Here is a quick guide on how to set up Jenkins with HTTPS. There are numerous guides available, already. And I read some of them. But two things struck me odd. First, some guides want you to change the central systemd file for Jenkins (instead of an override file) and secondly, they want you to create a JKS file (instead of PKCS #12).
So, my words of warning: Never overwrite files in /etc/systemd/system
. These files are manged by your system and package manager. If you want to add or change settings for Jenkins, use /etc/systemd/system/jenkins.service.d/override.conf. JKS is a proprietary format. PCKS #12 on the other hand, is an industry standard and also the default keystore format since Java 9!
Generate SSL certificate
First, you’ll need a certificate. You can create one with openssl:
openssl req -newkey rsa:2048 -nodes -keyout key.pem -x509 -days 365 -out jenkins.pem
Naturally, if you already have a certificate, you do not need to create a new one.
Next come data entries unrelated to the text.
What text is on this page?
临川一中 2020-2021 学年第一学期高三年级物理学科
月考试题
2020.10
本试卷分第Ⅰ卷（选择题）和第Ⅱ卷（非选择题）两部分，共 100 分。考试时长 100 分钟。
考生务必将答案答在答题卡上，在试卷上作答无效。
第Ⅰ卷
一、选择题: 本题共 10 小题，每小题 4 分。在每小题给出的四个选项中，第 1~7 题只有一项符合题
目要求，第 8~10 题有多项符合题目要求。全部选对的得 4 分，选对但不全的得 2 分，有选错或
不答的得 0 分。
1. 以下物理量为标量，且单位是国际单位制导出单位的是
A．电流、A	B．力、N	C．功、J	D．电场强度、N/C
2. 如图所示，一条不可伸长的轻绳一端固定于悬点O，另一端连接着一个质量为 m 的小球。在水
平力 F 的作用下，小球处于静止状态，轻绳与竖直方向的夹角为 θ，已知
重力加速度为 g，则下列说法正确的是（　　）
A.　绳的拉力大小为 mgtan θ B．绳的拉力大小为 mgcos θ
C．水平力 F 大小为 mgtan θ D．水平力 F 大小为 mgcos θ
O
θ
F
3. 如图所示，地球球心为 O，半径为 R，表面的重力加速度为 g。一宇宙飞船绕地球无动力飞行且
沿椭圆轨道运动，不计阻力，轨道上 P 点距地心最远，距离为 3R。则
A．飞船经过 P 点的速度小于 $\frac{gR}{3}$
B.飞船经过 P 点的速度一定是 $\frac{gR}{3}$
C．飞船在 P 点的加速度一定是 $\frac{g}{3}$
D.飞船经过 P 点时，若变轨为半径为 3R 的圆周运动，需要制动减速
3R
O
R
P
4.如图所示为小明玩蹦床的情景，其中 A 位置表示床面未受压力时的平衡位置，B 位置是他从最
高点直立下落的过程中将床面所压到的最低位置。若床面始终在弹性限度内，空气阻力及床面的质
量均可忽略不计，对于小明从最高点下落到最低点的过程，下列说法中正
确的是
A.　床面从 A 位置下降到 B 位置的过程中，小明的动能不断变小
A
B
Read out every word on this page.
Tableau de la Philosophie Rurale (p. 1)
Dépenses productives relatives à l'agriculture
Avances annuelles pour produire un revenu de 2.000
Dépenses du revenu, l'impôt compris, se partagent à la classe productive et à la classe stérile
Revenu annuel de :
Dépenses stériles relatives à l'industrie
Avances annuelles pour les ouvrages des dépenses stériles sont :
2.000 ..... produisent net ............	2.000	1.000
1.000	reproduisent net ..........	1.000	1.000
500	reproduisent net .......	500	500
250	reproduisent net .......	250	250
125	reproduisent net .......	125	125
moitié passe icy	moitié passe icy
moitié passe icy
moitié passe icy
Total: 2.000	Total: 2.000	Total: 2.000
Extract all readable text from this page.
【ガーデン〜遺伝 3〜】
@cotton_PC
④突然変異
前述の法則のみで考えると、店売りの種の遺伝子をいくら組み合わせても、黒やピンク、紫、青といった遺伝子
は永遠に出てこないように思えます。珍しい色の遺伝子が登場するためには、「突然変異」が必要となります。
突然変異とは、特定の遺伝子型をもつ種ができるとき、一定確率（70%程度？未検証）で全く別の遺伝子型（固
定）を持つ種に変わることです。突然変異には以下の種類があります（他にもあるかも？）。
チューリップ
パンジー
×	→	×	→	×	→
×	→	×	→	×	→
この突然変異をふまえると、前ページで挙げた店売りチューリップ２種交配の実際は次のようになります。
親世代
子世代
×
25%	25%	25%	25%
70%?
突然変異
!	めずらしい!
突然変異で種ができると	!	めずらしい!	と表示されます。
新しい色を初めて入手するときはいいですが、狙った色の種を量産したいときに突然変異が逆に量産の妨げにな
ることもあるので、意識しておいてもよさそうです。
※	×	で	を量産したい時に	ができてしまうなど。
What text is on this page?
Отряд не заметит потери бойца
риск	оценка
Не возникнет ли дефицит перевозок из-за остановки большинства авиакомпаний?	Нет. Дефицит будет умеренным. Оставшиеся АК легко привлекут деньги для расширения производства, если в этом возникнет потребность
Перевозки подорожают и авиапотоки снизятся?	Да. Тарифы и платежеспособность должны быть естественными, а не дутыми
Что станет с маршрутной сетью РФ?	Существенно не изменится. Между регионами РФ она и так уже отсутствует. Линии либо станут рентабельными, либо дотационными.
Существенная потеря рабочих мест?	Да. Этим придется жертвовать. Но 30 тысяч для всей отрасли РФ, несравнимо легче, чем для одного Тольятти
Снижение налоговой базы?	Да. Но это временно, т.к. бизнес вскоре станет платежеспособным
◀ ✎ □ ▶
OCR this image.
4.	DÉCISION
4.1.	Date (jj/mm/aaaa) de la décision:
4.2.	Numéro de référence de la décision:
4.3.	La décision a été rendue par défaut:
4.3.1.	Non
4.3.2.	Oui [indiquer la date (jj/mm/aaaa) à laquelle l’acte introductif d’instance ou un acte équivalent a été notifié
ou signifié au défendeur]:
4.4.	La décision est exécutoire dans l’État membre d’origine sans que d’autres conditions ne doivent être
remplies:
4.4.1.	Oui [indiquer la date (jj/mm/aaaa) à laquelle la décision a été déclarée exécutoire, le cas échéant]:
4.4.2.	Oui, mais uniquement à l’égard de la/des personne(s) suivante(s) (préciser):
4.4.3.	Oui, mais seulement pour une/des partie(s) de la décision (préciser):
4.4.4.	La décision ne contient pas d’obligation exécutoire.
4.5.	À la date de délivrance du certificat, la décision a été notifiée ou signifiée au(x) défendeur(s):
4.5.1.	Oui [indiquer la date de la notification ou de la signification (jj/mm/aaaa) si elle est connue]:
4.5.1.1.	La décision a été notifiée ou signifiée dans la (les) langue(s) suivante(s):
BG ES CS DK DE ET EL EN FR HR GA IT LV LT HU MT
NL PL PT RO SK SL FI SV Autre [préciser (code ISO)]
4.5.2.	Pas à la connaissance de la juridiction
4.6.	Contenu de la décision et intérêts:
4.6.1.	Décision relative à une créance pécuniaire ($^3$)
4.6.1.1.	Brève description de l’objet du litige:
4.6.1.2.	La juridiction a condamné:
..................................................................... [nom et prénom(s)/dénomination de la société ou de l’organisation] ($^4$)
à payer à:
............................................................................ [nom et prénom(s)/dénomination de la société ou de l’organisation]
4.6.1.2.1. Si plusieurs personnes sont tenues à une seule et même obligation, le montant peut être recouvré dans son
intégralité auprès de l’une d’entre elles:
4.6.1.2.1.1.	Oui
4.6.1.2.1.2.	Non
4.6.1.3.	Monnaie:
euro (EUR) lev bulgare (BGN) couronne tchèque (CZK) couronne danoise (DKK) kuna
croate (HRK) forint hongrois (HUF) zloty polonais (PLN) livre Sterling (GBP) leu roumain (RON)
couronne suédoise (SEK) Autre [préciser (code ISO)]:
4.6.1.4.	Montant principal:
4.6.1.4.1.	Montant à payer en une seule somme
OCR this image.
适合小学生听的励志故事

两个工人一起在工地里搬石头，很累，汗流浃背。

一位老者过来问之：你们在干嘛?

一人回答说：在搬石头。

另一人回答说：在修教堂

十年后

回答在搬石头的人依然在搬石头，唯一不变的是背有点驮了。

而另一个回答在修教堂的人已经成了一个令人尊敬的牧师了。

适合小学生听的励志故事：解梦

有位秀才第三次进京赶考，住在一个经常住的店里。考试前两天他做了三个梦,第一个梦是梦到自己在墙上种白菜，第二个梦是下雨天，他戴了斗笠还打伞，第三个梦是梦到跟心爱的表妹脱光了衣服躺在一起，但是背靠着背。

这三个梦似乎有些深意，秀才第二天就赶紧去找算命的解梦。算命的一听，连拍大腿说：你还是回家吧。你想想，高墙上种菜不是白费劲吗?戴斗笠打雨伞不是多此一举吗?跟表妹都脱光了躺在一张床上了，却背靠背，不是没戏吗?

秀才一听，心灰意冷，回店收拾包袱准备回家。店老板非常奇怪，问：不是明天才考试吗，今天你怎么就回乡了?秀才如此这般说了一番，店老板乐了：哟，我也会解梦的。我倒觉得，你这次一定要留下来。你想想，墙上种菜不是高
But you’ll have to convert it to a PKCS #12 file.
Continuing with the example above, you’ll have to merge the files key.pem
and jenkins.pem
in a PKCS #12 keystore:
openssl pkcs12 -inkey key.pem -in jenkins.pem -export -out jenkins.p12
Finally, put the file jenkins.p12
somewhere accessible to Jenkins. I put it in /var/lib/jenkins
.
sudo mv ./jenkins.p12 /var/lib/jenkins
# I assume you run Jenkins with default settings. If you run it with a different user, you'll have to adapt the 'chown', of course!
sudo chown jenkins:jenkins /var/lib/jenkins/jenkins.p12
Enable HTTPS in Jenkins service
With a new and shiny keystore in place, tell Jenkins how to use it. Create the file /etc/systemd/system/jenkins.service.d/override.conf
and put the following content in it.
[Service]
Environment="JENKINS_HTTPS_PORT=8443"
Environment="JENKINS_HTTPS_KEYSTORE=/var/lib/jenkins/jenkins.p12"
Environment="JENKINS_HTTPS_KEYSTORE_PASSWORD=<your-password>"
Now, restart the Jenkins service.
sudo systemctl daemon-reload
sudo systemctl restart jenkins.service
All done
Accessing https://localhost:8443
now should give you the Jenkins login page, but with a valid and secure https connection.